Coronavirus : Le cinéma français, pas encore au bout de ses peines

Le président français Emmanuel Macron a annoncé, lundi 13 avril à la télévision, que les salles de cinéma resteraient fermées après le 11 mai date à laquelle rouvriront progressivement les crèches, écoles, collèges et lycée– et jusqu’à nouvel ordre.
Le cinéma français reste l’un des secteurs les plus touchés par la crise sanitaire du coronavirus. Grande perdante de la crise, l’industrie du cinéma devra encore attendre plusieurs mois pour une parfaite reprise de ses activités.
Lors de sa récente allocution, le président français Emmanuel Macron a déclaré qu’il n’y aura pas de festivals avant la mi-juillet. A l’instar des musées et restaurants considérés comme des lieux rassemblant du public, les cinémas resteront fermés.
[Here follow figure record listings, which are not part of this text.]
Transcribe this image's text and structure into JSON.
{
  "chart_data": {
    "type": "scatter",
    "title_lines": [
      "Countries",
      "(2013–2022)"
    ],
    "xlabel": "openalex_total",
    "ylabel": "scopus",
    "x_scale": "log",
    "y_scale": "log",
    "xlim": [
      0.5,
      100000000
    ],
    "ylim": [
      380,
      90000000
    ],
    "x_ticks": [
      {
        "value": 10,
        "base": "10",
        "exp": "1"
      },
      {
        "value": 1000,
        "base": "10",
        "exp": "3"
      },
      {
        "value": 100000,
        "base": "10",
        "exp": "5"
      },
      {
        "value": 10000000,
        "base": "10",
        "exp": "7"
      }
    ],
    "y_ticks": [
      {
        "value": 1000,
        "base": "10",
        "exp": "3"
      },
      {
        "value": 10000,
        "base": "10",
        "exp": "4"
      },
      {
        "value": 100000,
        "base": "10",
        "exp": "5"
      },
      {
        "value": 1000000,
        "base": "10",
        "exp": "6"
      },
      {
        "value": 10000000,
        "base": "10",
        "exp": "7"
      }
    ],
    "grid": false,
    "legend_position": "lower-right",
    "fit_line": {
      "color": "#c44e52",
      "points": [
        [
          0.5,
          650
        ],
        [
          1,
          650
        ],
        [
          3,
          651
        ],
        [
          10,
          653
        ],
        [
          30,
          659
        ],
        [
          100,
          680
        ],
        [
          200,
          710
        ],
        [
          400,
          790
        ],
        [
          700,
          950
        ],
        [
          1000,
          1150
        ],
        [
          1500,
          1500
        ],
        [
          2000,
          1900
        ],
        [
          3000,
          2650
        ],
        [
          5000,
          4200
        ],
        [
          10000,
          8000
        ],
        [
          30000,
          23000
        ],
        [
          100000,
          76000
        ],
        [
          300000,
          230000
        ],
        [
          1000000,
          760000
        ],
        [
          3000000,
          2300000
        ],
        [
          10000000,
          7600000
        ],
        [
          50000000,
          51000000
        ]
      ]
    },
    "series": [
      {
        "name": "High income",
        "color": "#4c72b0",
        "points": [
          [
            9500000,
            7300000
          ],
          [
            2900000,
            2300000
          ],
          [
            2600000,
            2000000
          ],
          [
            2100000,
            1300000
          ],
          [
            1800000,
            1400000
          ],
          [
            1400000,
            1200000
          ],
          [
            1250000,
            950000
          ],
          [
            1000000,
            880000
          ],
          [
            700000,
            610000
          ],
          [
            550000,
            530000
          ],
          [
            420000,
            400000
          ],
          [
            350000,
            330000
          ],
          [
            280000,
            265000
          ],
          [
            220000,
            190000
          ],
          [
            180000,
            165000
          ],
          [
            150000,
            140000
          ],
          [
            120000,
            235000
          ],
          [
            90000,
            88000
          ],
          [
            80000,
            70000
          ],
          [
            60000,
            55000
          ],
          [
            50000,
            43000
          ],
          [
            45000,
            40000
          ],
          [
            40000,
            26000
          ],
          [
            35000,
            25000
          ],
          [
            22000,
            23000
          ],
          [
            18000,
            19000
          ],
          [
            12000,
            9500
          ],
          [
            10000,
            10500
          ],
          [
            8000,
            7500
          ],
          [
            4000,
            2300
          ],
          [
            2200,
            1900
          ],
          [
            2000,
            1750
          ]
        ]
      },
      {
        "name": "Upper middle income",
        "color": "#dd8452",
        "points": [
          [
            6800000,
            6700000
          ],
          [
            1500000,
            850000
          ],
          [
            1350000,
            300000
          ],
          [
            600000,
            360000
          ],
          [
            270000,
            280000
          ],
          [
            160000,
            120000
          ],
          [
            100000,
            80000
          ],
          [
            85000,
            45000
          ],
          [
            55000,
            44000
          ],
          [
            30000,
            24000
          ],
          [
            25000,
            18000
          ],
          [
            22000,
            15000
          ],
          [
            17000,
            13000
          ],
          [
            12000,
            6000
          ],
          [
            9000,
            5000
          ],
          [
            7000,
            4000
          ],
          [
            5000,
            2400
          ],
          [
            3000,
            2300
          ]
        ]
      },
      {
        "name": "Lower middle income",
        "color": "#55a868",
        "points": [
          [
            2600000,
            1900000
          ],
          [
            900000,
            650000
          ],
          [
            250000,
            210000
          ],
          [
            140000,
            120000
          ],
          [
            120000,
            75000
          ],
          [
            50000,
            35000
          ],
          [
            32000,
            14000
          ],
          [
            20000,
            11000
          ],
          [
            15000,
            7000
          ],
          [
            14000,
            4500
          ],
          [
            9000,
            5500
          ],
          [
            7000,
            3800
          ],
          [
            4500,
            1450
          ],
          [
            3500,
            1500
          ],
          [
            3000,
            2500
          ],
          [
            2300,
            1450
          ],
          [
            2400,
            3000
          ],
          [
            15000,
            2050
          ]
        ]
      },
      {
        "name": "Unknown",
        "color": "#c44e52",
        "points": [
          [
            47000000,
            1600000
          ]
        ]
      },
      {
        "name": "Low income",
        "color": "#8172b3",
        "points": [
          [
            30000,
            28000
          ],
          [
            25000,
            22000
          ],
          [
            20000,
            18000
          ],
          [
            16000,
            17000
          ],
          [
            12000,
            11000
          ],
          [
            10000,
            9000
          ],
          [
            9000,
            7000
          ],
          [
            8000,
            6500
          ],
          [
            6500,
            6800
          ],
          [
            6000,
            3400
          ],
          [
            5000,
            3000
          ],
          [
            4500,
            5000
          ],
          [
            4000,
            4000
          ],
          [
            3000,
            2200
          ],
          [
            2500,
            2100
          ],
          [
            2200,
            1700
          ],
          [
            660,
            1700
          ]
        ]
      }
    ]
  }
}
Des secteurs qui ne sont pas concernés par le déconfinement progressif prévu au mois de mai prochain.
Le président de la Fédération nationale des cinémas français (FNCF), Richard Patry veut voir un espoir dans « la possibilité d’une réouverture dans un deuxième temps, entre le 11 mai et la mi-juillet ». Elle serait pour lui « une chance pour le cinéma français», la sortie de nombre de films américains ayant été reportée à l’automne.
« Nous allons pouvoir reprendre (les films) qui étaient sortis le 11 mars, juste avant le confinement », a-t-il indiqué au “Parisien” mercredi.
Mais il « va falloir plus de moyens aux exploitants, notamment pour embaucher, afin de mettre en place les nouvelles mesures de protection des spectateurs et pour communiquer et attirer ainsi le public en salles », a-t-il ajouté. «La vraie inquiétude, ce n’est pas la fermeture, mais la réouverture».
Selon des estimations de la FNCF, les entrées dans les salles devraient être en baisse de 55 millions sur la période allant de début janvier à fin mai par rapport à l’an dernier, soit une perte de plus de 370 millions d’euros pour la filière. Le ministre de la Culture Franck Riester a cependant reconnu dans “Le Monde” que l’on « ne savait pas » pour l’instant quand les salles pourraient rouvrir.
L’espoir d’une reprise rapide des activités de l’industrie cinématographique tient au civisme des Français. Nul ne doit alors lésiner sur le respect des mesures barrières visant à freiner la propagation du coronavirus et du confinement imposé par le gouvernement.